Even if the Greens were to turn Germany into an eco-dictatorship, which they say they are absolutely opposed to doing, it wouldn't help the world. At least not as long as people in countries like the U.S. have a massively larger carbon footprint than we do in Germany.

There are, of course, a lot of Americans who don't think like Donald Trump does, people whose brains have room for environmental awareness. But they also have no choice but to buy their organic lettuce at Whole Foods in gigantic plastic boxes to ensure they get home safely. In the car, of course. I haven't seen bike racks in front of a single supermarket here. And for every state in America that, like California, has introduced a ban on plastic bags, there is another that has made it legally impossible to pass such a ban. Most recently, Arizona, Florida and Mississippi introduced plastic-bag-ban bans. Environmental protection in this country is proceeding in slow motion even as the polar ice caps are melting in fast-forward.

With human civilization heading toward an untimely end, I could become a passionate follower of Greta Thunberg and follow her example by walking all the way across the North American continent to New York to call attention to the threats that face us. But I have chosen a different path.

The Fun of Fatalism

I have now lived in the U.S. for several weeks and I can see how it has changed me. I tell myself that global warming likely can't be stopped anyway. And I remind myself that 99 percent of all species that once existed on Earth are no longer here, and that humans are likely no exception.

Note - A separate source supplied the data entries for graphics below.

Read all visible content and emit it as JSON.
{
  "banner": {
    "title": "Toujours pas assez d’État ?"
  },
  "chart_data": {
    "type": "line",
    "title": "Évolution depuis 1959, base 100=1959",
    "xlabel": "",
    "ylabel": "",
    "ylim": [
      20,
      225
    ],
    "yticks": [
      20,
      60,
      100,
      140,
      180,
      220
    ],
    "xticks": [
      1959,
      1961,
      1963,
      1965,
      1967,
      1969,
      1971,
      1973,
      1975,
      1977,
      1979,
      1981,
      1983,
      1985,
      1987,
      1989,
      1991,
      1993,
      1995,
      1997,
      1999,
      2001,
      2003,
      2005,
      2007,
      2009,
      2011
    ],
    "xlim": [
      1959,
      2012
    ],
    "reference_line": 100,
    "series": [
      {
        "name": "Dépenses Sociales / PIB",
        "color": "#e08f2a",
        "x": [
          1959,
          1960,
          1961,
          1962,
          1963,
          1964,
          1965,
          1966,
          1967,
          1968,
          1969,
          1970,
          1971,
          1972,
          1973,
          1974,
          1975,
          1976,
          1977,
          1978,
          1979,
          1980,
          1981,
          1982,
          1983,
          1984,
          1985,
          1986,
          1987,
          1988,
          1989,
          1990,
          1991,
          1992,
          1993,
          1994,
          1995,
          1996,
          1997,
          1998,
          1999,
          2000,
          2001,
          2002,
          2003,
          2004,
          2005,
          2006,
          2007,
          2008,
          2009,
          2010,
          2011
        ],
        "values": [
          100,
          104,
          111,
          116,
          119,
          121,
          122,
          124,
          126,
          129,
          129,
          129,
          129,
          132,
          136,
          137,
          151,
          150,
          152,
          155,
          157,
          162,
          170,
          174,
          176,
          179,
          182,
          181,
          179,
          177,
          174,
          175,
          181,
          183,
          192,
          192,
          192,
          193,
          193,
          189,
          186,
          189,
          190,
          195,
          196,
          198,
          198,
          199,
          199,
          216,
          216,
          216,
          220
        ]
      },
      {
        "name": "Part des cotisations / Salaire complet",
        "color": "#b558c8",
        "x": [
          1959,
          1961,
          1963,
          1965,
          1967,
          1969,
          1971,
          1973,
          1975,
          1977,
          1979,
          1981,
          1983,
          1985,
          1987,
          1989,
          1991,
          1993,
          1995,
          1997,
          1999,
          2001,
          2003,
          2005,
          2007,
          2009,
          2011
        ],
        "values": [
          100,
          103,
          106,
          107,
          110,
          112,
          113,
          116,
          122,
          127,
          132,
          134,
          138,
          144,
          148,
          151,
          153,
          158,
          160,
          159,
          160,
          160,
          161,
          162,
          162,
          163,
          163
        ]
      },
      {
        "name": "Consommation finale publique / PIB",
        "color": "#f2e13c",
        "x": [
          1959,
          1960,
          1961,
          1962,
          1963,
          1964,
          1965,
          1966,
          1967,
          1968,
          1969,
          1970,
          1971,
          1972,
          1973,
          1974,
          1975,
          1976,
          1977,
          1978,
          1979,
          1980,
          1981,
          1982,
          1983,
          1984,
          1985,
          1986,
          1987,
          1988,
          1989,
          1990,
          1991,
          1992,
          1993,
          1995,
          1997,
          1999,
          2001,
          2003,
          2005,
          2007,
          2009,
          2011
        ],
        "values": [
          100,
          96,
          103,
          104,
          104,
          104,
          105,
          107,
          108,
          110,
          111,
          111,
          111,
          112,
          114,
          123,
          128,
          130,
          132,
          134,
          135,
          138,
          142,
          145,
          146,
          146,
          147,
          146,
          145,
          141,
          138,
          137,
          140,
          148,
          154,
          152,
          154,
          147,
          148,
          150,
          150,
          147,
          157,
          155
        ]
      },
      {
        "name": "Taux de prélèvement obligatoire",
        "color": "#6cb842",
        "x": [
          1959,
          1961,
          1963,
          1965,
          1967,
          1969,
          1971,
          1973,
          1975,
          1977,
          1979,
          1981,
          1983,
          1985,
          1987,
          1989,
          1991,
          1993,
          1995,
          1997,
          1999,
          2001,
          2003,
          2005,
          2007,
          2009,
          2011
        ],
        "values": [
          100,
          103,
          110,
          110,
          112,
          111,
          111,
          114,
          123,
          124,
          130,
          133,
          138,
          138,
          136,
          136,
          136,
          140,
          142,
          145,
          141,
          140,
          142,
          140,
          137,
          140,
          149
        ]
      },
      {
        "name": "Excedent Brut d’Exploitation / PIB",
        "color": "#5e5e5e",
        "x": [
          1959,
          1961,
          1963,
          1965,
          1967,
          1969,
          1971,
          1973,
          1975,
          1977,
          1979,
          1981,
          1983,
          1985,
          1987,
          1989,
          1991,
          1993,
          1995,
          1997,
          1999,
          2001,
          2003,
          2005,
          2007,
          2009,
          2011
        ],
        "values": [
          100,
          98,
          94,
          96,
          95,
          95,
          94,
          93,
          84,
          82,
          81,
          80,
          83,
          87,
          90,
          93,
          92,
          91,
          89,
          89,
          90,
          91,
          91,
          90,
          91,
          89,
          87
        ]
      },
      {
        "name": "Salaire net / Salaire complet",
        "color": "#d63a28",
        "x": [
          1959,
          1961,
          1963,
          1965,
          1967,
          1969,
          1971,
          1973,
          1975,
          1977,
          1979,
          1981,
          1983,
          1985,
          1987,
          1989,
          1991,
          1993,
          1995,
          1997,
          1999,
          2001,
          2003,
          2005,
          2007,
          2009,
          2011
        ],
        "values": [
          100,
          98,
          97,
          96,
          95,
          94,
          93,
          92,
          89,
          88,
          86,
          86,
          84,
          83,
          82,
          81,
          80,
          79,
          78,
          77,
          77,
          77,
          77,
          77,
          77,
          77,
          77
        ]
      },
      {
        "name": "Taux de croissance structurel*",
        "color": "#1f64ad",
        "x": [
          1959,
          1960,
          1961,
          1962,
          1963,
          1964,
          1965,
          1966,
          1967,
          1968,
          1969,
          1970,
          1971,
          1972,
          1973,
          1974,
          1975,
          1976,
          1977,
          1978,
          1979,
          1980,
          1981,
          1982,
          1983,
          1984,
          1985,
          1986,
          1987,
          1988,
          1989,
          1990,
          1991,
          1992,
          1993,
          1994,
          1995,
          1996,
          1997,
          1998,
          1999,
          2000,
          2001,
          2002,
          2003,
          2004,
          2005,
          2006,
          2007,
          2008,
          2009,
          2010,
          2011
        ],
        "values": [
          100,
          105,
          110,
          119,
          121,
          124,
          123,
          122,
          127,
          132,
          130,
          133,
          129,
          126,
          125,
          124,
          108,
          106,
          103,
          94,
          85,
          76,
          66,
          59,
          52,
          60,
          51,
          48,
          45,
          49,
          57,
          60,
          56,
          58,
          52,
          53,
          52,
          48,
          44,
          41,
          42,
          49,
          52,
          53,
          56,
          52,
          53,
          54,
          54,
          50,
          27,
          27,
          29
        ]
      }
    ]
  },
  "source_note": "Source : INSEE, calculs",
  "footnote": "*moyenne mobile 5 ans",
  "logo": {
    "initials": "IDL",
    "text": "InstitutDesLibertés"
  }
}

I have dedicated myself to fatalism and realized that it's actually quite fun. After all, I have the example of a huge number of Americans to follow.

Recently, I drove in a Chevrolet Equinox from Santa Fe to Denver. I was all alone in the vehicle, which seemed at least half as big as my Munich apartment and slurped down as much fuel as a German Leopard-2 tank. Outside was the New Mexican desert. Inside, the air conditioning was going full blast. In the cupholder was an iced caramel macchiato in a plastic cup with a plastic straw. The Cure was playing on the radio: "Friday, I'm in Love." And I sang along.